Both versions call a function at the same offset (240i64) from a1.

(*(void (__fastcall **)(QWORD, __int128 *))(**(QWORD **)a1 + 240164))(*(_QWORD *)a1, &v11);

But these functions clearly have some differences in what they’re computing so futher analysis is needed to see if another function was inlined in the new version, replacing the tail-call in the second version. The interface is pretty clunky compared with Diaphora because the BinDiff GUI can only display the call graphs of the functions. In order to view the changes yourself, you will have to copy the primary and secondary address of each match then inspect those locations in separate IDA instances.

Extensibility

BinDiff is written in C++ so it is a bit trickier to extend but you can add new heuristics here and here without too much difficulty.
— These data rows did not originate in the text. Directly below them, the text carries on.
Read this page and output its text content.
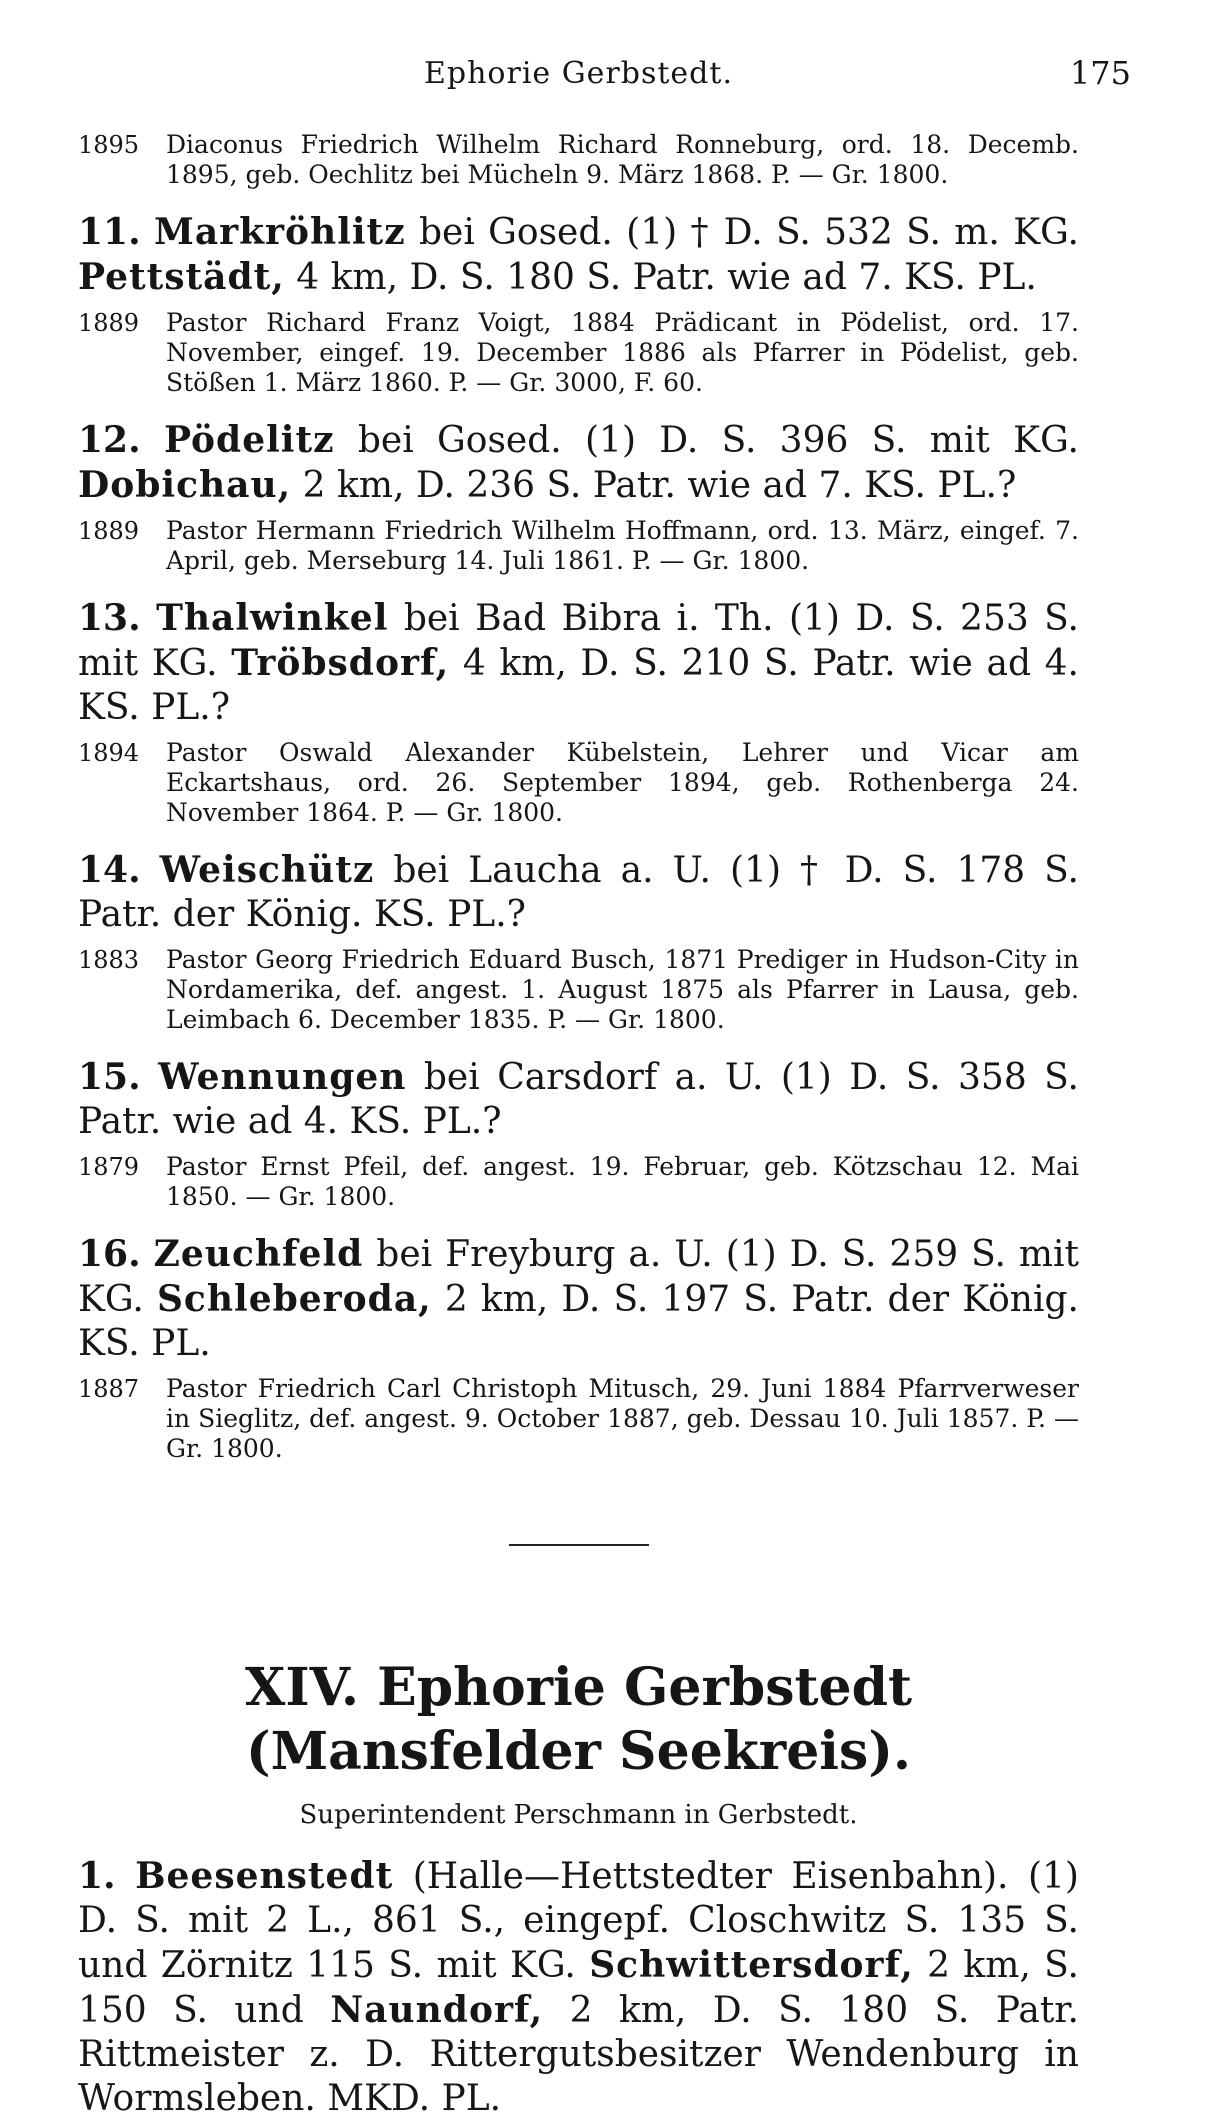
Ephorie Gerbstedt.	175
1895	Diaconus Friedrich Wilhelm Richard Ronneburg, ord. 18. Decemb. 1895, geb. Oechlitz bei Mücheln 9. März 1868. P. — Gr. 1800.

11. Markröhlitz bei Gosed. (1) † D. S. 532 S. m. KG. Pettstädt, 4 km, D. S. 180 S. Patr. wie ad 7. KS. PL.

1889	Pastor Richard Franz Voigt, 1884 Prädicant in Pödelist, ord. 17. November, eingef. 19. December 1886 als Pfarrer in Pödelist, geb. Stößen 1. März 1860. P. — Gr. 3000, F. 60.

12. Pödelitz bei Gosed. (1) D. S. 396 S. mit KG. Dobichau, 2 km, D. 236 S. Patr. wie ad 7. KS. PL.?

1889	Pastor Hermann Friedrich Wilhelm Hoffmann, ord. 13. März, eingef. 7. April, geb. Merseburg 14. Juli 1861. P. — Gr. 1800.

13. Thalwinkel bei Bad Bibra i. Th. (1) D. S. 253 S. mit KG. Tröbsdorf, 4 km, D. S. 210 S. Patr. wie ad 4. KS. PL.?

1894	Pastor Oswald Alexander Kübelstein, Lehrer und Vicar am Eckartshaus, ord. 26. September 1894, geb. Rothenberga 24. November 1864. P. — Gr. 1800.

14. Weischütz bei Laucha a. U. (1) † D. S. 178 S. Patr. der König. KS. PL.?

1883	Pastor Georg Friedrich Eduard Busch, 1871 Prediger in Hudson-City in Nordamerika, def. angest. 1. August 1875 als Pfarrer in Lausa, geb. Leimbach 6. December 1835. P. — Gr. 1800.

15. Wennungen bei Carsdorf a. U. (1) D. S. 358 S. Patr. wie ad 4. KS. PL.?

1879	Pastor Ernst Pfeil, def. angest. 19. Februar, geb. Kötzschau 12. Mai 1850. — Gr. 1800.

16. Zeuchfeld bei Freyburg a. U. (1) D. S. 259 S. mit KG. Schleberoda, 2 km, D. S. 197 S. Patr. der König. KS. PL.

1887	Pastor Friedrich Carl Christoph Mitusch, 29. Juni 1884 Pfarrverweser in Sieglitz, def. angest. 9. October 1887, geb. Dessau 10. Juli 1857. P. — Gr. 1800.
XIV. Ephorie Gerbstedt (Mansfelder Seekreis).
Superintendent Perschmann in Gerbstedt.

1. Beesenstedt (Halle—Hettstedter Eisenbahn). (1) D. S. mit 2 L., 861 S., eingepf. Closchwitz S. 135 S. und Zörnitz 115 S. mit KG. Schwittersdorf, 2 km, S. 150 S. und Naundorf, 2 km, D. S. 180 S. Patr. Rittmeister z. D. Rittergutsbesitzer Wendenburg in Wormsleben. MKD. PL.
MatchingStepsFlowGraph GetDefaultMatchingStepsBasicBlock() {
    ...
    for (auto* step : std::initializer_list<MatchingStepFlowGraph*>{
            ...
            new MyCustomMatcher(), // new heuristic
            }) {
        (*algorithms)[step->name()] = step;
    }
    ...
}

namespace security::bindiff {
class MyCustomMatcher : public MatchingStepFlowGraph {
public:
    MyCustomMatcher()
        : MatchingStepFlowGraph("coinToss", "Coin Toss") {}

    bool FindFixedPoints(FlowGraph* primary, FlowGraph* secondary,
                         const VertexSet& vset1, const VertexSet& vset2,
                         FixedPoint *fixed_point, MatchingContext *ctx,
                         MatchingStepFlowGraph *matching_steps) override;
private:
    void GetUnmatchedBasicBlocksByLuck(const FlowGraph *flow_graph,
                                       const VertexSet& verts,
                                       VertexIntMap *basic_blocks_map);
}

bool MyCustomMatcher::FindFixedPoints(
        FlowGraph* primary, FlowGraph* secondary,
        const VertexSet& vset1, const VertexSet& vset2,
        FixedPoint *fixed_point, MatchingContext *ctx,
        MatchingStepFlowGraph *matching_steps) {
    VertexIntMap vmap1;
    VertexIntMap vmap2;
    GetUnmatchedBasicBlocksByLuck(primary,   vset1, &vmap1);
    GetUnmatchedBasicBlocksByLuck(secondary, vset2, &vmap2);
    return FindFixedPointsBasicBlockInternal(primary, secondary, &vmap1, &vmap2,
                                             fixed_point, ctx, matching_steps);
}

void MyCustomMatcher::GetUnmatchedBasicBlocksByLuck(
        const FlowGraph *flow_graph, const VertexSet &verts,
        VertexIntMap *basic_blocks_map) {
    basic_blocks_map->clear();
    for (auto vertex : vertices)
        if (!flow_graph->GetFixedPoint(vertex))
            // randomly map our vertex to an int, maybe we're right :)
            basic_blocks_map->emplace(rand(), vertex);
}
} // namespace security::bindiff

Clearly, this is a decent amount of code compared to Diaphora but that is what you get with C++. Similarly with Diaphora, a decent amount of effort will be needed to add new database fields.

Summary

The Diaphora user experience is much nicer than BinDiff. However, Diaphora is unable to work with “large” binaries so it is pretty limited in its utility. If you are able to use Diaphora then I would recommend it but otherwise rely on BinDiff.